Scoperto un gene del riso che aumenta la produttività con meno fertilizzanti
Per un'agricoltura più sostenibile e una maggiore sicurezza alimentare
Scoperto un gene che nelle piante di riso bilancia la crescita di radici e germogli in caso di carenza di nutrienti: si chiama Wrinkled1a e una volta 'acceso' aumenta la produttività del 24% in condizioni di bassi livelli di azoto. La scoperta, che potrebbe migliorare la resa delle colture riducendo la dipendenza dai fertilizzanti sintetici e aumentando la sicurezza alimentare globale, è pubblicata su Science dall'Università di Oxford insieme all'Università di Agraria di Nanchino e all'Istituto di genetica e biologia dello sviluppo dell'Accademia cinese delle scienze. Le piante solitamente rispondono alla carenza di azoto investendo nella crescita delle radici per cercare nutrienti, e spesso lo fanno a scapito dello sviluppo dei germogli e della produzione di cereali.
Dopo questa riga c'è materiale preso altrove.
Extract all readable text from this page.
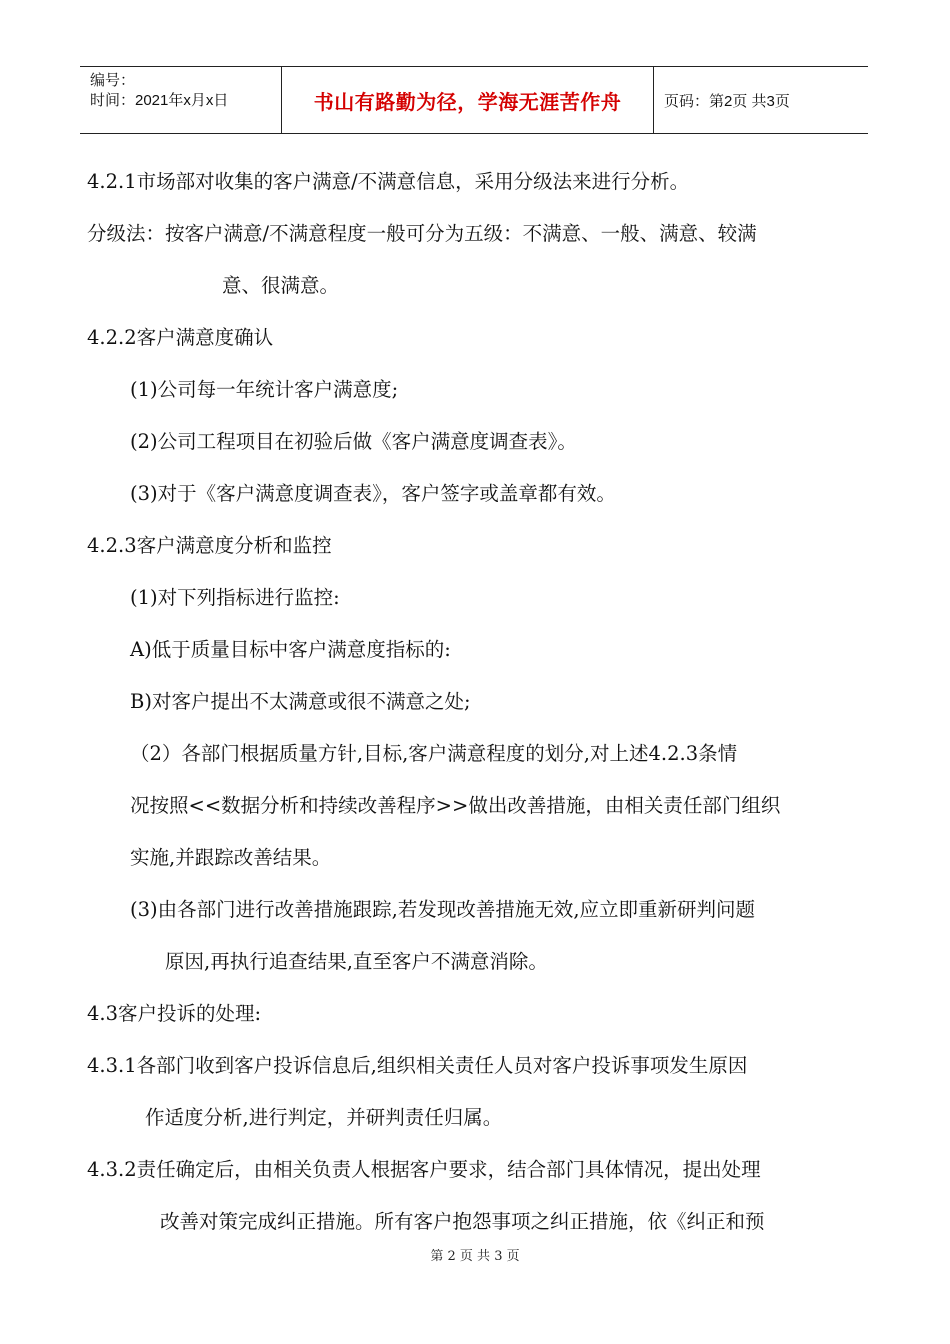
编号：
时间：2021年x月x日	书山有路勤为径，学海无涯苦作舟	页码：第2页 共3页
4.2.1市场部对收集的客户满意/不满意信息，采用分级法来进行分析。
分级法：按客户满意/不满意程度一般可分为五级：不满意、一般、满意、较满
意、很满意。
4.2.2客户满意度确认
(1)公司每一年统计客户满意度;
(2)公司工程项目在初验后做《客户满意度调查表》。
(3)对于《客户满意度调查表》，客户签字或盖章都有效。
4.2.3客户满意度分析和监控
(1)对下列指标进行监控:
A)低于质量目标中客户满意度指标的:
B)对客户提出不太满意或很不满意之处;
（2）各部门根据质量方针,目标,客户满意程度的划分,对上述4.2.3条情
况按照<<数据分析和持续改善程序>>做出改善措施，由相关责任部门组织
实施,并跟踪改善结果。
(3)由各部门进行改善措施跟踪,若发现改善措施无效,应立即重新研判问题
原因,再执行追查结果,直至客户不满意消除。
4.3客户投诉的处理:
4.3.1各部门收到客户投诉信息后,组织相关责任人员对客户投诉事项发生原因
作适度分析,进行判定，并研判责任归属。
4.3.2责任确定后，由相关负责人根据客户要求，结合部门具体情况，提出处理
改善对策完成纠正措施。所有客户抱怨事项之纠正措施，依《纠正和预
第 2 页 共 3 页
Questo compromesso, che limita la produttività agricola, è determinato dall'interruttore genetico Wrinkled1a, che nel germoglio promuove la ramificazione mentre nelle radici attiva i geni coinvolti nell'assorbimento di azoto. Grazie a esperimenti controllati in serra e in campo, i ricercatori hanno dimostrato che le piante di riso prive di una versione funzionale del gene perdono la capacità di investire nella crescita delle radici in condizioni di basso contenuto di azoto e presentano una crescita ridotta dei germogli in condizioni di azoto abbondante. Al contrario, le piante geneticamente modificate per sovraesprimere il gene mostrano una crescita più forte sia nelle radici che nei germogli, nonché un rapporto radice-germoglio più costante al variare dei livelli di azoto esterno. Esaminando oltre 3000 cultivar di riso, il team ha identificato una versione naturale del gene espressa in modo più forte e l'ha incrociata con piante di riso che ne portavano una versione più debole. In tre prove sul campo condotte in Cina, nelle province di Hainan e Anhui, le piante di riso con questa variante genetica migliorata hanno mantenuto un rapporto radice-germoglio più stabile in diverse condizioni di azoto e hanno prodotto rese più elevate con un basso apporto di fertilizzanti. Ciò ha portato a un aumento del 23,7% della resa con un'applicazione di fertilizzanti a basso contenuto di azoto (120 chilogrammi per ettaro) e a un aumento del 19,9% con un'applicazione di fertilizzanti ad alto contenuto di azoto (300 chilogrammi per ettaro). Il passo successivo, spiegano i ricercatori, "sarà studiare se i geni omologhi in altre colture, come grano e mais, possano essere sfruttati per ottenere risultati simili".